Managerial Talent for a Diverse Workforce

In the October 2011 issue of The Atlantic, I ran across Richard Florida’s article, “Where the Skills Are” and found myself rethinking the idea of a diverse workforce. The idea has two paradoxical forces playing on it:

  1. Diversity improves a company’s adaptability, creativity and innovation
  2. Employers tend to hire employees who are like them

For the moment, let’s imagine that employers can hire a diverse workforce. The next challenge is managing it. It’s difficult because personality conflicts are side-effects of diversity. Since everyone’s a people person until people are the problem, managers are more apt to “get rid of the problem” rather than incorporate it. Consequently, employers will not only tend to hire those “who fit in” but also dispose of those “who don’t.” This moves them ever faster toward a homogenous workforce lacking adaptability and innovation.
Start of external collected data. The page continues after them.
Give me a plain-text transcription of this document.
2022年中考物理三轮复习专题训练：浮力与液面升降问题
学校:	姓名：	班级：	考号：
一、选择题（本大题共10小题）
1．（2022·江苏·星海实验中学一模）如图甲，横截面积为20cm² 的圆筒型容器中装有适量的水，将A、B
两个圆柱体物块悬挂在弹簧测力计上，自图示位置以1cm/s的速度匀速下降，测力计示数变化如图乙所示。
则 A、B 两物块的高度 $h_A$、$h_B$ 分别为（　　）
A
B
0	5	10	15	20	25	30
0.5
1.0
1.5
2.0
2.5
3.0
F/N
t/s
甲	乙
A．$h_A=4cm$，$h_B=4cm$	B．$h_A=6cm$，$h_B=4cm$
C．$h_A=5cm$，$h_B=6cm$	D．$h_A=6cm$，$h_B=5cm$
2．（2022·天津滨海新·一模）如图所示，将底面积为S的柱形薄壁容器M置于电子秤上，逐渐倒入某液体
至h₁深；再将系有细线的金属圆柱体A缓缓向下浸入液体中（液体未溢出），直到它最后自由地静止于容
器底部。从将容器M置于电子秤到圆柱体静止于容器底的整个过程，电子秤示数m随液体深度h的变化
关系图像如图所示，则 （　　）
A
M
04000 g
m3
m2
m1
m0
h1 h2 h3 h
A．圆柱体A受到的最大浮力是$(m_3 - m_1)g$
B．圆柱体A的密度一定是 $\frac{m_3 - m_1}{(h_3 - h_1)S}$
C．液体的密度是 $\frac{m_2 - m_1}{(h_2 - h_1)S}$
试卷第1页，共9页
Even though Richard’s article focused on talented individuals adept at connecting with diverse people, there are applications from a managerial perspective. It will take a very talented person to manage diversity. That’s because personality conflicts manifest themselves in many ways as differences in approaches, organization, ideas, behaviors and others. A manager will need to be able to see through this, account for his own biases, creatively solve it, and have the discipline to pursue the solution. We do not solve personality conflicts overnight.
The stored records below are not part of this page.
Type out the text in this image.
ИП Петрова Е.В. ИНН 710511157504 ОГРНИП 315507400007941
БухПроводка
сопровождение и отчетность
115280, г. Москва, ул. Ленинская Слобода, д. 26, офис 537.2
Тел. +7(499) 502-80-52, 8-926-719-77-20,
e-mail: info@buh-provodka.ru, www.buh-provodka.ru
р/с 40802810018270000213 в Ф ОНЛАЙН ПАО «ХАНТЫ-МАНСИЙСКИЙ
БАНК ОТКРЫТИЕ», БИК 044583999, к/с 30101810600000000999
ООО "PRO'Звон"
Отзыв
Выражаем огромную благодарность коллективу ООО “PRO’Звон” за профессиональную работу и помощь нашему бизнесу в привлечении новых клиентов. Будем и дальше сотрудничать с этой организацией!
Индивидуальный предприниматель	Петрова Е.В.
Moreover, the need for such managerial talent is only going to increase as technology continues to take over the more routine and predictable tasks of various jobs and as the marketplace becomes more dynamic. The need for diversity not only in demographics but also in personality is only going to increase too.

 

5 Comments

  1. Comment by John Bennett:

    A number of thoughts upon discovery of this older blog post:
    1. I am not a fan of “manager” – to me, it’s always about leading, being a leader!
    2. Diversity has so many pluses that it is worth any extra effort that might be needed.
    3. My father always reminded me that “You never get something for nothing!”
    4. Maybe most importantly, it seems clear to me that more and more critical work is done in smaller teams, often without an assigned leader; the keys are to provide experience in working well in diverse groups and providing leadership thinking in the absence of being named as such.

    • Comment by Mike Lehr:

      I like your points, John. The thought about giving people the experience of working in diverse groups is particularly important. I haven’t thought about that as much. I appreciate you raising it in my consciousness. Still, leading diversity requires different skills and talents from the older, classical managerial styles. It is so easy to table, or worse squash, disagreement. It is more difficult to work through it and benefit from it.

      • Comment by John Bennett:

        In situations where disagreement occurs (and it will – or SHOULD), it seems to me the Leader is the one most likely to facilitate efforts toward the better alternative (Stephen Covey term for the outcome agreed to by all as better than one originally proposing) – as contrasted with the manager’s compromise (or squashing / tabling).

        I maintain there is only one place today where a manager is needed: where the direct reports are making the same item / effort one after another. I believe there were “managers” in the past who were really leaders – just as there are “leaders” today who are really managers. I note in baseball, there is a manager in charge. I think that’s really tradition with the good ones leading their team (or coaching the team, the title most sports use for the leader).

        Probably shared this with you before: Managers concentrate on doing things right while leaders concentrate on doing the right things!

        • Comment by Mike Lehr:

          I’m pleased you draw a sharp distinction between manager and leader. Many consider them the same. I am not as concerned about everybody coming to agreement on outcomes as most other business models such as Covey’s. Agreeing to work together is more important than agreeing on outcomes. Relationships often trump goals and disagreements. Still, you’re right. Leaders should be skilled at facilitating disagreements rather than squashing or tabling them.

          • Comment by John Bennett:

            I’m going to have to revisit Covey’s book – called the “Third Alternative” by the way. Outcome, I believe, is my word use – for how the group is going to proceed toward the agreed upon goal (or alternative). Covey would never expect the outcome to be the actual solution, which would require self-assessment and revision from time to time.